Alors que l’encours global de la dette publique congolaise culmine à 2.624,8 milliards de Francs congolais (CDF) au 24 octobre 2024, le gouvernement cherche à équilibrer ses obligations tout en attirant des investisseurs étrangers pour financer ses projets de développement. Cette progression témoigne d’un effort de structuration du marché de la dette en République Démocratique du Congo (RDC), mais aussi des défis liés à la confiance des investisseurs et à la volatilité de la monnaie locale.
Une dynamique d’emprunt qui suscite l’intérêt des investisseurs
Le dernier emprunt du 22 octobre 2024 montre un signal positif : le Trésor a réussi à mobiliser 55 millions USD pour des obligations du Trésor d’une maturité de deux ans, dépassant les prévisions initiales de 50 millions USD. La demande des investisseurs, atteignant 75 millions USD, traduit une certaine confiance dans les actifs congolais, malgré des incertitudes économiques. Cette sursouscription constitue un indicateur encourageant pour le marché local, renforçant l’attractivité des obligations à moyen terme dans un contexte où les investisseurs recherchent des placements à rendement élevé.
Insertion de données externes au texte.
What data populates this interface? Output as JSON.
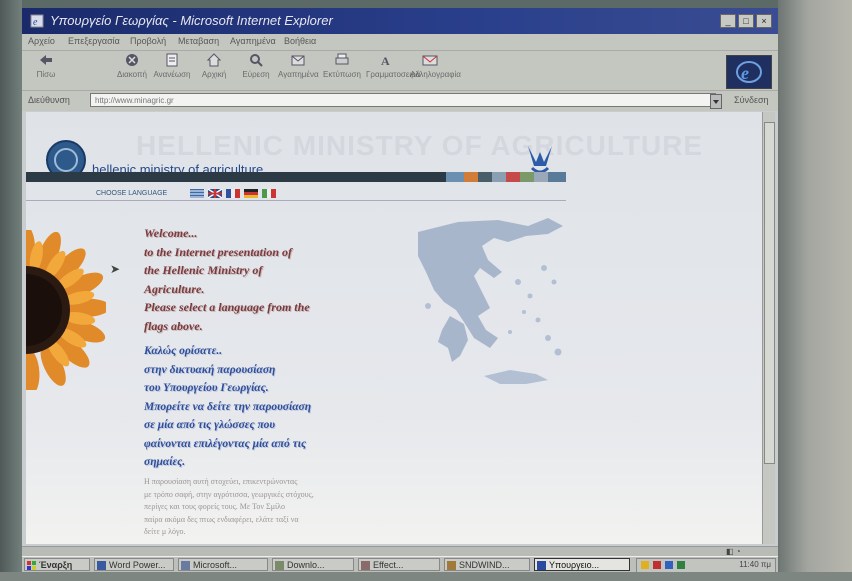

Néanmoins, le gouvernement fait face à une volatilité persistante du Franc congolais par rapport au dollar, qui affecte l’appétit pour les titres publics libellés en monnaie locale. Ce facteur a sans doute contribué à la faible performance de l’emprunt en obligations indexées, où seulement 5 milliards de CDF ont été levés contre un objectif de 50 milliards de CDF. Cette situation met en lumière un problème fondamental : la stabilisation de la monnaie et la création d’un environnement propice à l’investissement demeurent des enjeux prioritaires pour rendre le marché plus attractif.
Remboursements et stabilité financière : des efforts pour maintenir la confiance
Avec un remboursement total de 2.469,6 milliards de CDF, dont 1.532,3 milliards en bons du Trésor et 937,3 milliards en obligations du Trésor, le gouvernement s’efforce de montrer sa capacité à honorer ses engagements financiers. Cette stabilité dans le remboursement des dettes est cruciale pour créer un climat de confiance, garantissant ainsi une liquidité continue sur le marché et une base d’investisseurs satisfaits, prêts à réinvestir.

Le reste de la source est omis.